Negotiators for the Bell telephone system and the Communications Workers of America made scant progress yesterday toward averting a strike at midnight tonight.

Company spokesman Charles Dynes said he remained optimistic. But union officials described the negotiations as "the strangest" they've seen since the parties first began bargaining at the national level. They were alerting their 525,000 members to walk off the job at 12:01 a.m. Sunday, they said.

Both sides agreed that a strike would not have much impact on primary telephone services, which are highly automated or would be carried out by management personnel.

"We are not so naive as to think we could shut this industry down," said CWA spokesman Duayne Trecker. "The strike would be in part a kind of protest march, to call public attention to the fact that the company is not giving us a fair shake."

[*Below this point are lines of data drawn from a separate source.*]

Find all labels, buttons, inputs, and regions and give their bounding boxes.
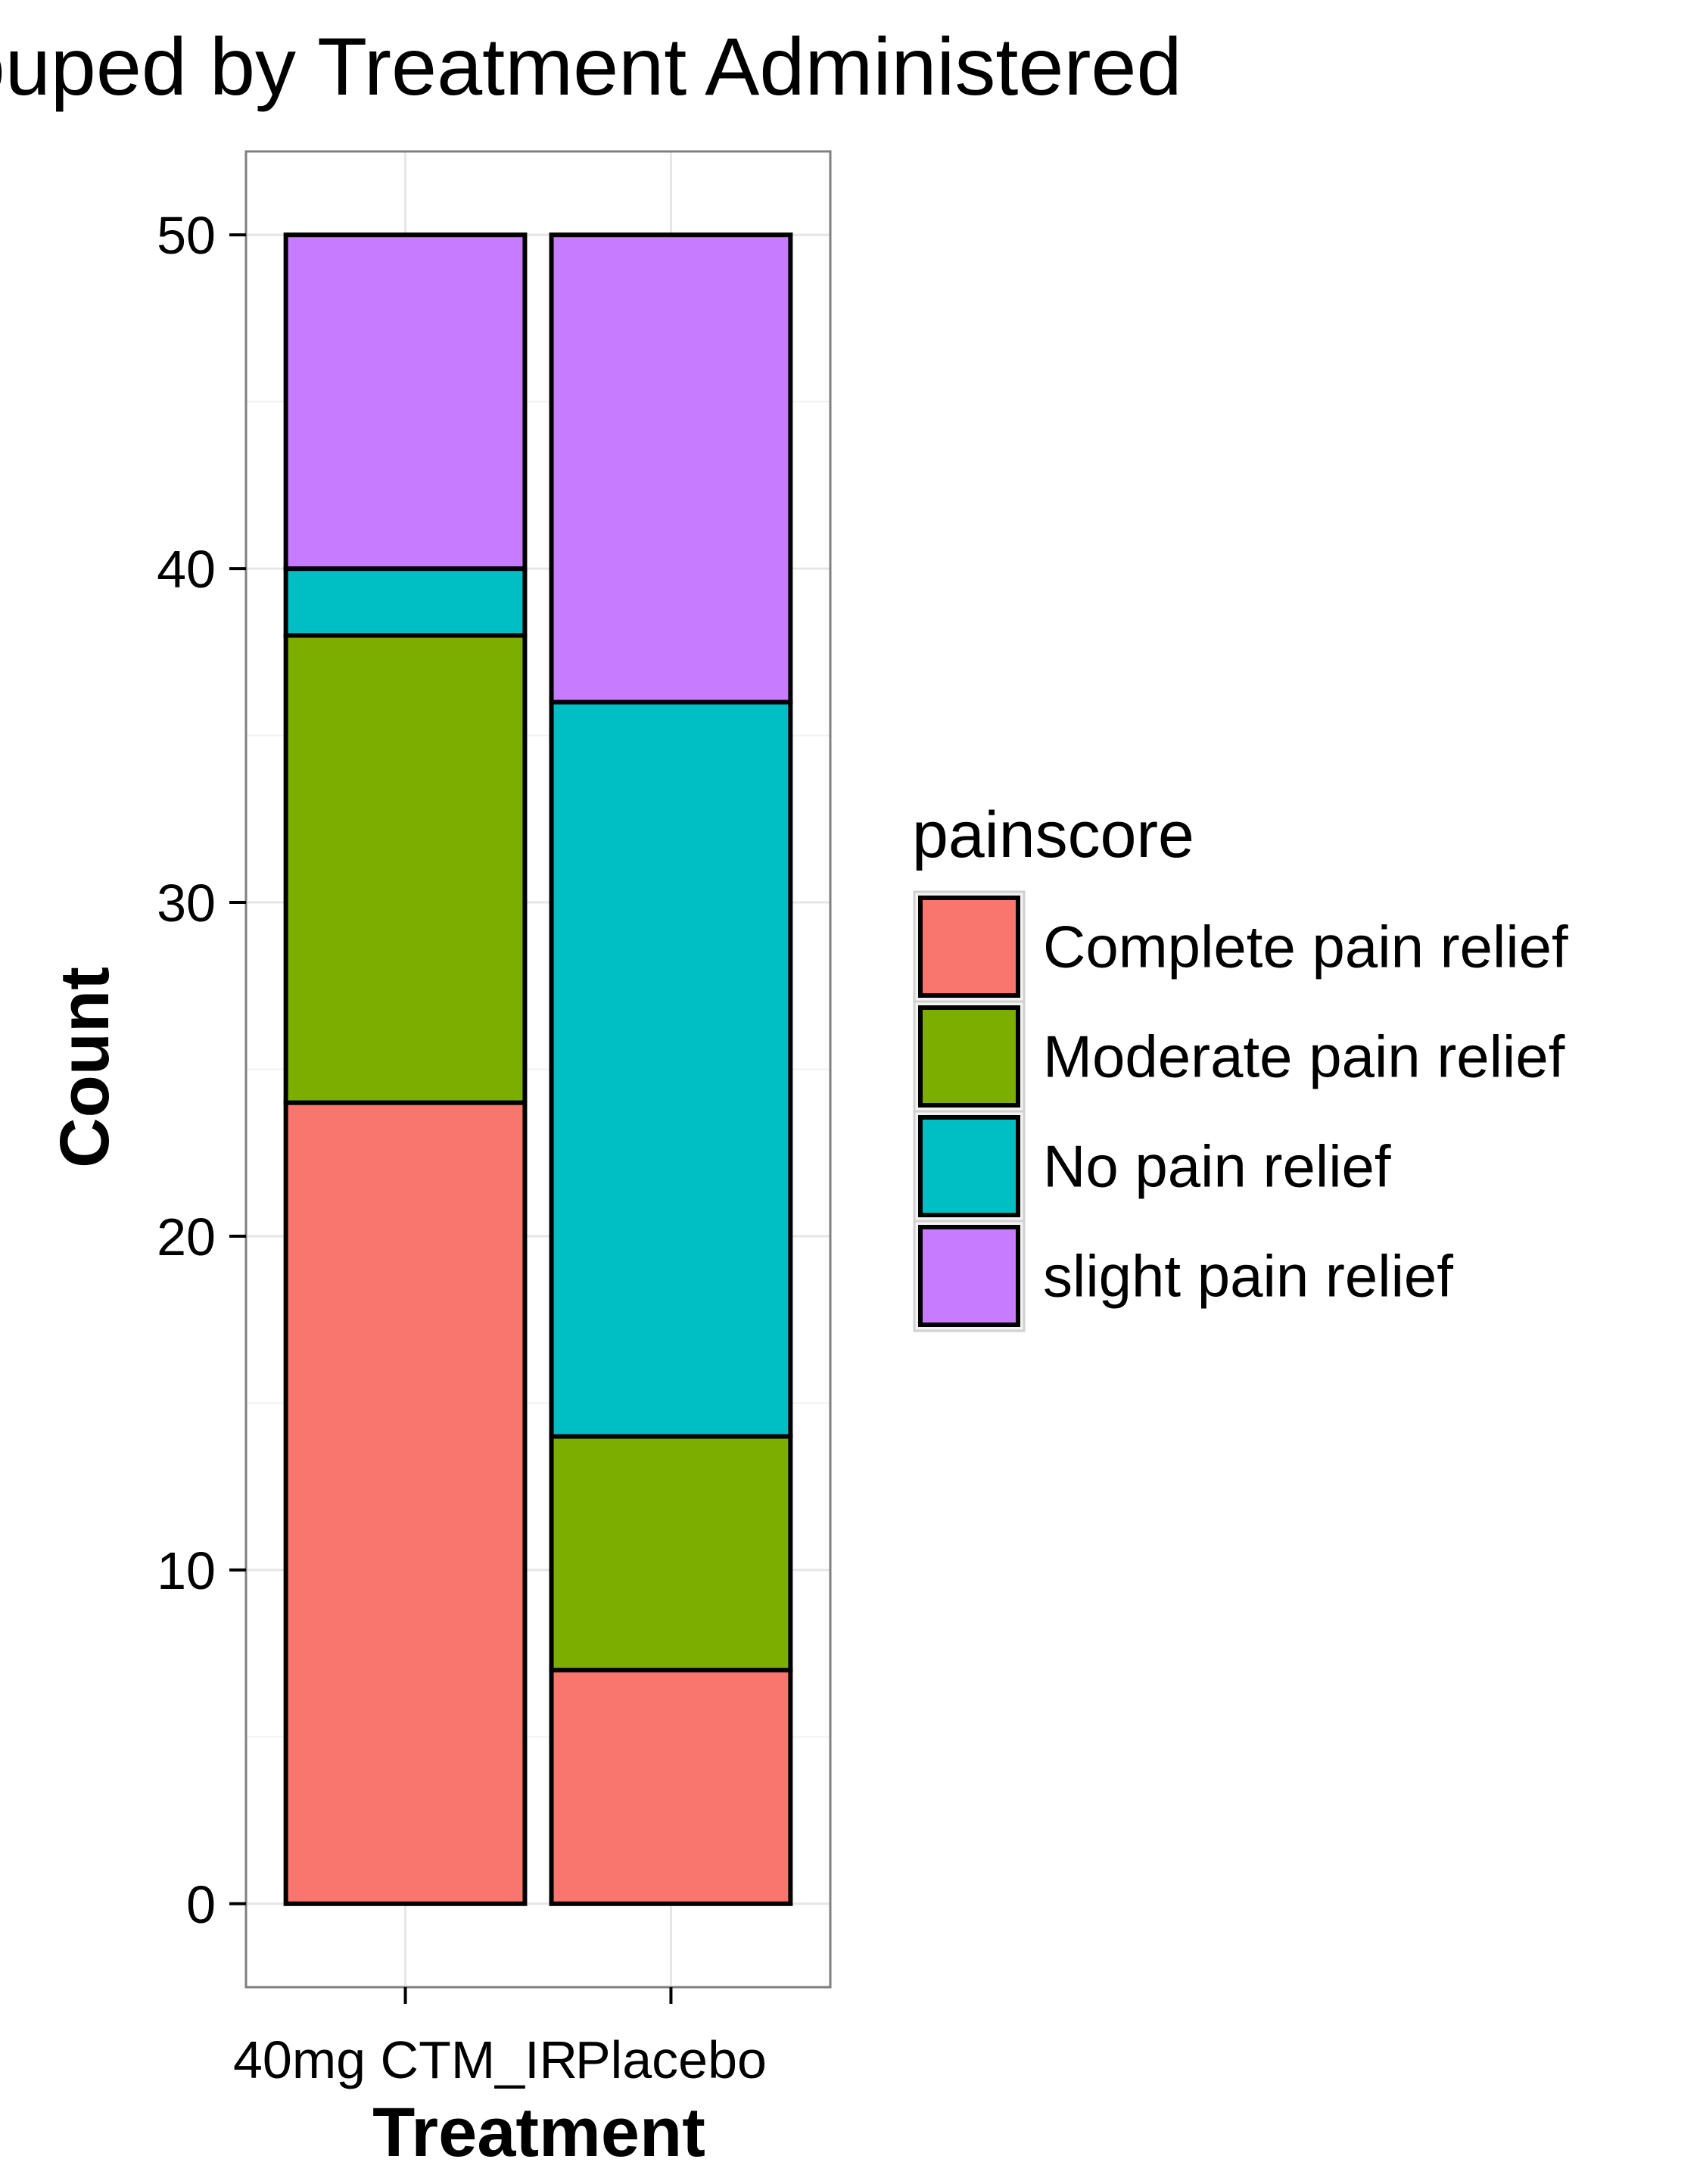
plot-border [244,150,832,1989]
bar-segment-2-2 [549,1434,793,1673]
x-tick-label: Placebo [575,2030,767,2089]
y-axis-label: Count [46,967,123,1168]
legend: painscore Complete pain relief Moderate p… [912,799,1568,1332]
bar-segment-2-4 [549,232,793,705]
bar-segment-1-3 [283,566,528,638]
legend-label: slight pain relief [1043,1243,1453,1310]
y-tick-label: 40 [157,540,216,599]
legend-label: Complete pain relief [1043,914,1568,980]
bar-segment-1-4 [283,232,528,572]
y-tick-label: 0 [186,1875,216,1934]
legend-label: No pain relief [1043,1133,1391,1200]
bar-segment-1-2 [283,633,528,1105]
y-tick-label: 20 [157,1207,216,1266]
legend-title: painscore [912,799,1194,871]
x-tick-label: 40mg CTM_IR [233,2030,578,2089]
y-tick-label: 50 [157,206,216,265]
legend-key-swatch [918,1115,1020,1217]
chart-title: Count Grouped by Treatment Administered [0,20,1182,112]
legend-key-swatch [918,1005,1020,1108]
legend-key-swatch [918,896,1020,998]
bar-segment-1-1 [283,1100,528,1906]
bar-segment-2-1 [549,1668,793,1906]
bar-segment-2-3 [549,699,793,1439]
legend-key-swatch [918,1225,1020,1327]
y-tick-label: 30 [157,874,216,933]
y-tick-label: 10 [157,1541,216,1600]
legend-label: Moderate pain relief [1043,1023,1565,1090]
x-axis-label: Treatment [372,2094,705,2171]
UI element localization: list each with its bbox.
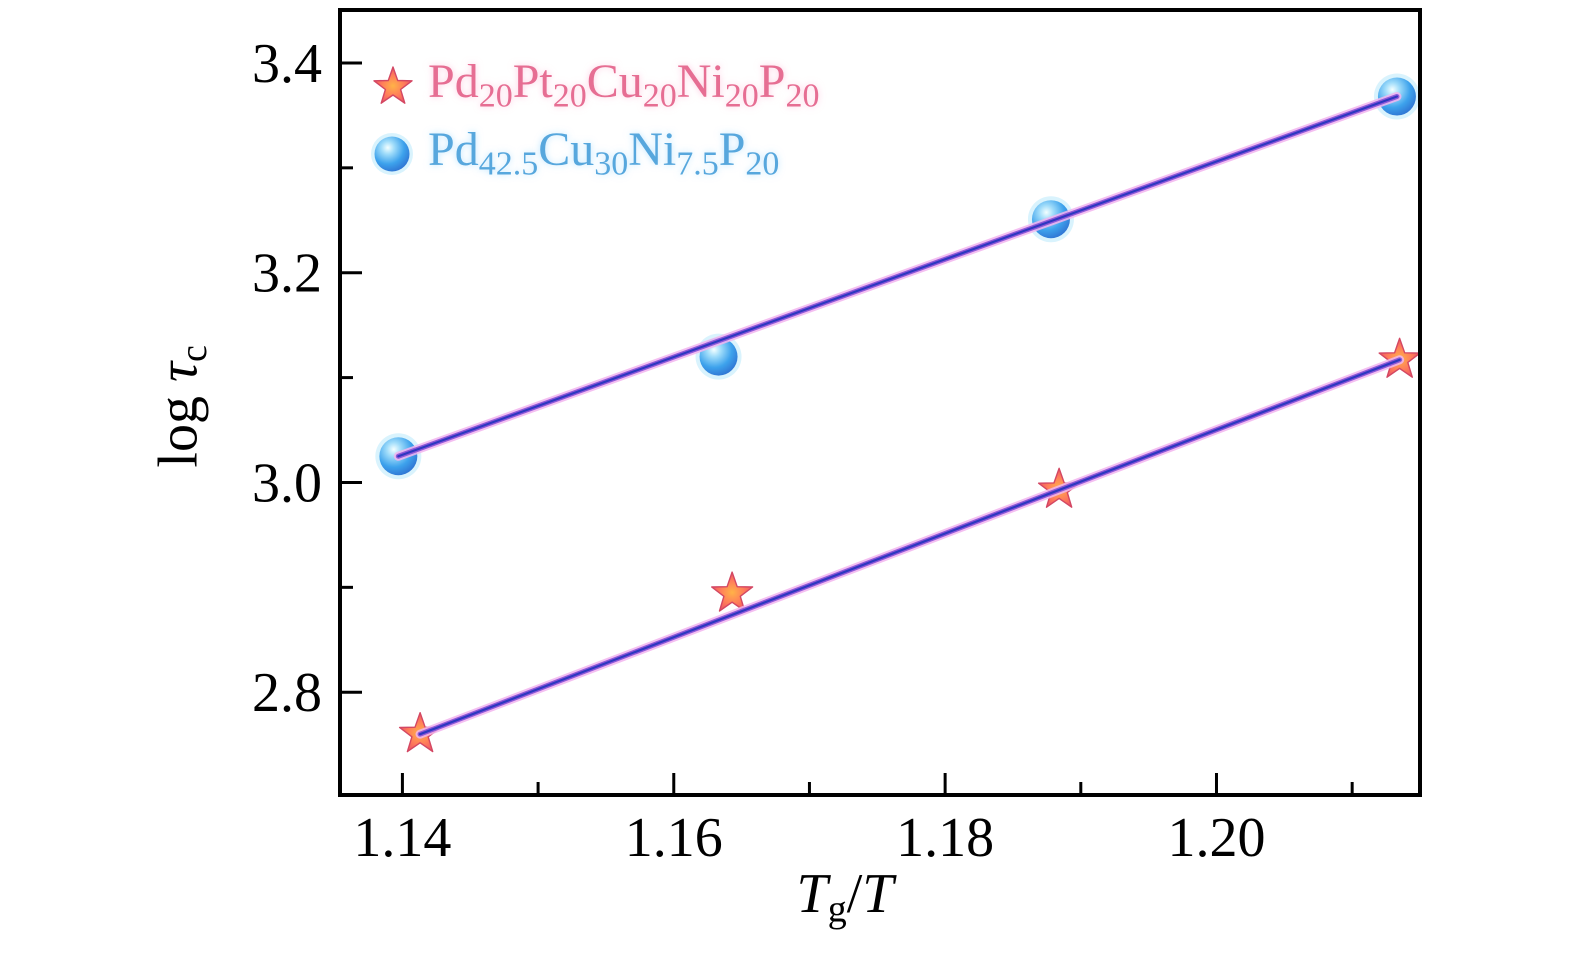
axis-label-segment: c: [173, 345, 216, 362]
fit-line: [415, 355, 1405, 739]
data-point-star: [711, 571, 754, 612]
axis-label-segment: g: [827, 888, 847, 931]
plot-content: [375, 73, 1420, 753]
element-subscript: 20: [745, 145, 780, 183]
element-symbol: Ni: [676, 55, 725, 109]
x-tick-label: 1.20: [1167, 807, 1265, 869]
element-subscript: 20: [478, 77, 513, 115]
axis-label-segment: /: [846, 863, 863, 925]
y-axis-label: log τc: [147, 286, 216, 526]
element-symbol: Ni: [628, 123, 677, 177]
element-subscript: 20: [642, 77, 677, 115]
fit-line-stroke: [397, 95, 1399, 458]
element-subscript: 30: [594, 145, 629, 183]
element-symbol: P: [758, 55, 786, 109]
legend-item: Pd42.5Cu30Ni7.5P20: [370, 120, 819, 188]
fit-line-stroke: [418, 358, 1401, 736]
x-axis-label: Tg/T: [0, 866, 1575, 929]
y-tick-label: 2.8: [252, 662, 322, 724]
legend-item: Pd20Pt20Cu20Ni20P20: [370, 52, 819, 120]
legend-label: Pd20Pt20Cu20Ni20P20: [428, 58, 819, 114]
element-subscript: 20: [785, 77, 820, 115]
element-symbol: Cu: [586, 55, 643, 109]
axis-label-segment: τ: [147, 361, 210, 382]
element-symbol: P: [718, 123, 746, 177]
axis-label-segment: log: [147, 382, 210, 468]
x-tick-label: 1.14: [353, 807, 451, 869]
star-marker-icon: [373, 66, 413, 104]
fit-line: [393, 92, 1402, 461]
element-subscript: 42.5: [478, 145, 539, 183]
y-tick-label: 3.0: [252, 452, 322, 514]
element-symbol: Pd: [428, 55, 479, 109]
y-tick-label: 3.2: [252, 243, 322, 305]
x-tick-label: 1.18: [896, 807, 994, 869]
sphere-marker-icon: [371, 133, 413, 175]
element-subscript: 7.5: [676, 145, 719, 183]
plot-frame: [338, 8, 1422, 797]
element-symbol: Cu: [538, 123, 595, 177]
axis-label-segment: T: [862, 863, 894, 925]
ticks: [342, 61, 1354, 793]
axis-label-segment: T: [796, 863, 828, 925]
x-tick-label: 1.16: [625, 807, 723, 869]
legend: Pd20Pt20Cu20Ni20P20 Pd42.5Cu30Ni7.5P20: [370, 52, 819, 188]
y-tick-label: 3.4: [252, 33, 322, 95]
element-symbol: Pt: [512, 55, 553, 109]
element-symbol: Pd: [428, 123, 479, 177]
element-subscript: 20: [552, 77, 587, 115]
element-subscript: 20: [724, 77, 759, 115]
legend-label: Pd42.5Cu30Ni7.5P20: [428, 126, 779, 182]
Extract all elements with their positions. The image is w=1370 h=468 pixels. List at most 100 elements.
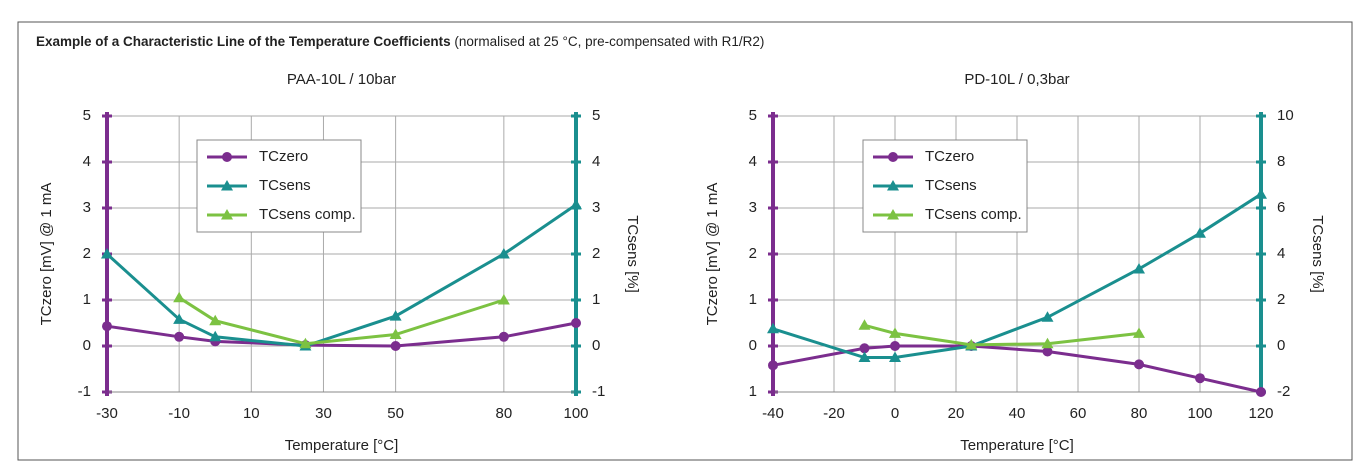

The negotiations are complicated by the fact that the telephone company, which will break up at the end of the year in a court-ordered divestiture, has uncommon divisions within its own bargaining team, union officials said. The designated presidents of what will become the new local operating companies are "showing their independence" in the negotiations, according to CWA President Glenn Watts.

The company is also bargaining with the International Brotherhood of Electrical Workers, representing 100,000 workers, and the Telecommunications International Union, representing 50,000 workers, on a new three-year agreement.

Full-scale bargaining broke off Monday, when the unions rejected the company's proposal to limit pay increases for experienced workers to 2.7 percent a year for the first year and to freeze the wages of those at the bottom of the employment ladder.